Posted May 24, 2022 7:46 UTC (Tue) by atnot (subscriber, #124910) [Link] (3 responses)

> Also, btrfs' RAID-[56] has spent 10+ years getting to production quality, and still is at “should not be used in production, only for evaluation or testing”

I don't think this is accurate. My perception is that the RAID56 implementation has been more or less abandoned in it's current unfinished state. This is not that surprising to me because in general, OS-level parity RAID is kind of dead, at least amongst the people who could afford to put significant money behind developing it.

In a modern datacenter you're basically just going to have three types of storage: Local scratchpad SSDs, network block devices and blob storage services. The first is usually RAID10 for performance, the second solves redundancy at a lower level and the third solves redundancy at a higher level. This puts RAID56 in an awkward spot where it's useful for many home users, still decently well supported, but nobody else is really there to care about it anymore.

Bringing bcachefs to the mainline

Posted May 24, 2022 18:53 UTC (Tue) by raven667 (subscriber, #5198) [Link] (2 responses)

Although at some point, the network storage devices, whether they are sharing out a block or blob service, need to run on something and manage the storage, and who is writing that code? Even on a hardware raid controller, is the actual raid card itself just an embedded linux system? It's turtles all the way down, do all the vendors of this kind of hardware write their own proprietary in-house raid and filesystems or do some use the built-in linux support and innovate in the higher layer management, by actually using those building blocks to their fullest potential?

Bringing bcachefs to the mainline

Posted May 24, 2022 19:05 UTC (Tue) by xanni (subscriber, #361) [Link]

Many years ago I worked for an ISP that had a hardware RAID controller fail with a firmware bug that caused it to write bad data to all copies on all redundant storage devices... in both data centres in Adelaide and Sydney. We had an engineer from the vendor in the US on a flight to Australia the same day, and had to spend several days restoring all our customers' data from tapes.

Bringing bcachefs to the mainline

Posted May 24, 2022 20:05 UTC (Tue) by atnot (subscriber, #124910) [Link]

> Although at some point, the network storage devices, whether they are sharing out a block or blob service, need to run on something and manage the storage, and who is writing that code?

Afaict, there's two reasons storage folks generally skip the kernel. The first is that the UNIX filesystem API semantics are a poor fit for what they are doing, the second is that the code isn't capable of running in a distributed manner.

So for blob storage it's generally going to be almost entirely in user space, with no disk-level redundancy at all. See e.g. Ceph, Minio, Backblaze.

EMC/netapp/vSAN all have, to my knowledge, their own proprietary disk layouts.
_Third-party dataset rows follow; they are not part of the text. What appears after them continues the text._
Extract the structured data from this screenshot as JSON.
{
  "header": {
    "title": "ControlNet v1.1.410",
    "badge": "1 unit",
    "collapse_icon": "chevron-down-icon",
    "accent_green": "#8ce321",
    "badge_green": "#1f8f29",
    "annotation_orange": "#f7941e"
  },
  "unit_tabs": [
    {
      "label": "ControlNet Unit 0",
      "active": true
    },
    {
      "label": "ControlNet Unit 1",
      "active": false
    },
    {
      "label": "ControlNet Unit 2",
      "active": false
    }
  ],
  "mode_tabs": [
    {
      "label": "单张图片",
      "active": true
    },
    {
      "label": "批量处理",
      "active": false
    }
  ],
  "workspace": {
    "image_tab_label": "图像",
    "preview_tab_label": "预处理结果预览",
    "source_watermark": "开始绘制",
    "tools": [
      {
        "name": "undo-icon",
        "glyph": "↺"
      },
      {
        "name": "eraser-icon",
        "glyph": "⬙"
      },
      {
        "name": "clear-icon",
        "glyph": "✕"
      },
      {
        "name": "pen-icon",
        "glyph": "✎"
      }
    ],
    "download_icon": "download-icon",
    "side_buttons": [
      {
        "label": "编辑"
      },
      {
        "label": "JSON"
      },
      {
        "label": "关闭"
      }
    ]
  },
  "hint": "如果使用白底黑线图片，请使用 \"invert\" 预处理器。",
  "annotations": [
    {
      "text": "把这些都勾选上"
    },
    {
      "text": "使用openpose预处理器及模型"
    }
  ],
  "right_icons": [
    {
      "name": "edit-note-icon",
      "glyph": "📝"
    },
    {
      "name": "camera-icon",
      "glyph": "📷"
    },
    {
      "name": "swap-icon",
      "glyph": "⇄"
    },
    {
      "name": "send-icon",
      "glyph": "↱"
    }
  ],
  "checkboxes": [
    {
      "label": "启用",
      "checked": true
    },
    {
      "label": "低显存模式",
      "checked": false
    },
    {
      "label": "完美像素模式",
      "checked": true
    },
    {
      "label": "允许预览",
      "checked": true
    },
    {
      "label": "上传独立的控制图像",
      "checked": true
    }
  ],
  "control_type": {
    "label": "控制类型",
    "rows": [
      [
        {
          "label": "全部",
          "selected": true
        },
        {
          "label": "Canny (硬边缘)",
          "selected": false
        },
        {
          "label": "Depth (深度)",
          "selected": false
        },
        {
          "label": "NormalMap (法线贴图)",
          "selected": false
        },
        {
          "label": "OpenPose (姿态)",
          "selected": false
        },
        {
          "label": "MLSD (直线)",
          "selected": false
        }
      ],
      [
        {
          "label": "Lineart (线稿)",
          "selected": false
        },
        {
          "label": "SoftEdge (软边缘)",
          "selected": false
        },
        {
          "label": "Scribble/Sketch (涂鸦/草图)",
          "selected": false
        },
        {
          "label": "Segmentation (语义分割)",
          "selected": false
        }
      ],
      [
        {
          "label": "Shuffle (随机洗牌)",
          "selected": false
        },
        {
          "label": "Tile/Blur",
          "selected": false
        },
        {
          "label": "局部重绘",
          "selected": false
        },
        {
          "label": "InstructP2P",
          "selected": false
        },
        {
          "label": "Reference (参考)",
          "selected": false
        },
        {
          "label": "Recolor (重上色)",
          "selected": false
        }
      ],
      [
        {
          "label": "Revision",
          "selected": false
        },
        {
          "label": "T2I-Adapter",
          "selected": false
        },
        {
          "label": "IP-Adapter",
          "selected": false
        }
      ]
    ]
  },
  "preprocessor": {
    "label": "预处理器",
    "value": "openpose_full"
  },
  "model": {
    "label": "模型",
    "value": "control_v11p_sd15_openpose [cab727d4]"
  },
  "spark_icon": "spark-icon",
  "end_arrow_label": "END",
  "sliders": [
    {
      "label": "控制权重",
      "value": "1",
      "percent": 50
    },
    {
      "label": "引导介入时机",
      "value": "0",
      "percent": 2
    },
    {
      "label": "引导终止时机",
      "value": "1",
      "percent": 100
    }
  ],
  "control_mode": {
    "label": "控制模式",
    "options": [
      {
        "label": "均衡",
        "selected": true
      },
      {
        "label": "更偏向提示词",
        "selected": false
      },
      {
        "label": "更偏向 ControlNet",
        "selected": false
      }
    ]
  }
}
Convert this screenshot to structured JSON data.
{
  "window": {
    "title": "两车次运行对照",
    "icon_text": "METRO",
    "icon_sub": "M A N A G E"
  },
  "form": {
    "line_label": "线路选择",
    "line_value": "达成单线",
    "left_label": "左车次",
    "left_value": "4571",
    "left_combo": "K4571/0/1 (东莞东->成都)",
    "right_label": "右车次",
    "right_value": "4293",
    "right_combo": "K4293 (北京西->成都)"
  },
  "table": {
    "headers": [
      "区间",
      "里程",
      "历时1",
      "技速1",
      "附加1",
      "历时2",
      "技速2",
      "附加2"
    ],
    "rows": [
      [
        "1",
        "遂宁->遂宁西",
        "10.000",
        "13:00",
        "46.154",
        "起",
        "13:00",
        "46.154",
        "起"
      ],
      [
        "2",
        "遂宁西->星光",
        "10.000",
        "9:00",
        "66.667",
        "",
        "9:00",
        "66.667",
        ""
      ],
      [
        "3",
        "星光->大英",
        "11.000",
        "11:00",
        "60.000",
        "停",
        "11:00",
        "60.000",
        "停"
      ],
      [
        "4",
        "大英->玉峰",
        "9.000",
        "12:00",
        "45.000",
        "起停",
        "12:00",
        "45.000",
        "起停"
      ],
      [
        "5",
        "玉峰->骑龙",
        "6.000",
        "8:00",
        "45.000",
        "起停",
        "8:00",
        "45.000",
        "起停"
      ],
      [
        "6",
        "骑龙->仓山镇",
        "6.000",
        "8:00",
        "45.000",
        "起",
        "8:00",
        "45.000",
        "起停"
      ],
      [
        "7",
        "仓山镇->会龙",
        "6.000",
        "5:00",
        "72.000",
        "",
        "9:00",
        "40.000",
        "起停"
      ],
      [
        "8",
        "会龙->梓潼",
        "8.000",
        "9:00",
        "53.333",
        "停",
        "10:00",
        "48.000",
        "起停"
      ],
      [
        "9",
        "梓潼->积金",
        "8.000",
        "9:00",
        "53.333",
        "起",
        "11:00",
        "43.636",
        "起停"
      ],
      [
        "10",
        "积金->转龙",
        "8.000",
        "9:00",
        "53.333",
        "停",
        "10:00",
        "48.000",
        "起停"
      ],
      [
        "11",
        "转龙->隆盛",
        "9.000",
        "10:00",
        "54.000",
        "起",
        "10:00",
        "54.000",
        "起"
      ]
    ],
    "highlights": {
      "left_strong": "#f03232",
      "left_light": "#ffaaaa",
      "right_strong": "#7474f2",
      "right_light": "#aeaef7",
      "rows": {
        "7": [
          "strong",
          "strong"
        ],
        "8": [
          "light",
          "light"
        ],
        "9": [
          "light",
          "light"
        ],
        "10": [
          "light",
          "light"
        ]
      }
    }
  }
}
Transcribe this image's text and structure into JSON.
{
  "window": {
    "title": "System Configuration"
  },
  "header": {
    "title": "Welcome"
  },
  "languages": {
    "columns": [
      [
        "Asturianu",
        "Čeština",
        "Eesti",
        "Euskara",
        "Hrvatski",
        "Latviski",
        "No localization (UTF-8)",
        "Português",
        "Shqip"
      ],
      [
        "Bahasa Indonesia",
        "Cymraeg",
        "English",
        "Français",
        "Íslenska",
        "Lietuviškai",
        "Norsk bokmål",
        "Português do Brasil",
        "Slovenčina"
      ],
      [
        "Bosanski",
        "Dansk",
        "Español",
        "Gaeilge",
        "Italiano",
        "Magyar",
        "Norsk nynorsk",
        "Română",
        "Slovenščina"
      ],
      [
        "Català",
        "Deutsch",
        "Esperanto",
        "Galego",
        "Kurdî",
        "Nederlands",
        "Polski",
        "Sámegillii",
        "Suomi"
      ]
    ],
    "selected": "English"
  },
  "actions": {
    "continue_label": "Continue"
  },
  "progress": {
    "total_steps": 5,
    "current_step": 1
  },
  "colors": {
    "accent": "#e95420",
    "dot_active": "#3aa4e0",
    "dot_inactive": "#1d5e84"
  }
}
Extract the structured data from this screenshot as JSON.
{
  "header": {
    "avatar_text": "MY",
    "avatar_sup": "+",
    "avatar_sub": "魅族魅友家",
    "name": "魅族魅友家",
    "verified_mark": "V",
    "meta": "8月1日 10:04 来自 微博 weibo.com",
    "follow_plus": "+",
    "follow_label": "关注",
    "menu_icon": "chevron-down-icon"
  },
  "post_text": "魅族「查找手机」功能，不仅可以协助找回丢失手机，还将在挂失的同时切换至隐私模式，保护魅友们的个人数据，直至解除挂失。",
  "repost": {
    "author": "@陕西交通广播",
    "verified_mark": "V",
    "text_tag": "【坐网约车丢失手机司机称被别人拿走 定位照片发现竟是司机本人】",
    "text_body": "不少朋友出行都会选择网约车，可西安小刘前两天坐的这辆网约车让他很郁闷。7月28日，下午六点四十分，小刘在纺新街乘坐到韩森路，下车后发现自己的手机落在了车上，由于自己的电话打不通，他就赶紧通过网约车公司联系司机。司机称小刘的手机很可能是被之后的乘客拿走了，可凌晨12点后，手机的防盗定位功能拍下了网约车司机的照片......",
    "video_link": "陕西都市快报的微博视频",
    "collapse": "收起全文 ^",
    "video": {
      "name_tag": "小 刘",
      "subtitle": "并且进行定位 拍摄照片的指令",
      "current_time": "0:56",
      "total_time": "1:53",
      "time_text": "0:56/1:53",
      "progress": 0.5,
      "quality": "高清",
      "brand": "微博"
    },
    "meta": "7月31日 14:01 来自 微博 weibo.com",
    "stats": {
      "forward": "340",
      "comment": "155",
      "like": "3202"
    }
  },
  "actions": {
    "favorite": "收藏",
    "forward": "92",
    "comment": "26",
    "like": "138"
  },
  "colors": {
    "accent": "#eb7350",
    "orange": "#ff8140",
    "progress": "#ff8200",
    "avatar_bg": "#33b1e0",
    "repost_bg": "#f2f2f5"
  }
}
VMWare has their own kernel, not sure about the others. The block devices they present are all also redundant across multiple machines, so dm-raid alone wouldn't quite cut it there. You can use Ceph for block storage too, but that also skips the kernel.

So in general, this is why I say I find it hard to see a place for filesystem-level parity RAID in the near future. It basically amounts to a layering violation in today's virtualized infrastructure. But who knows, things might change again.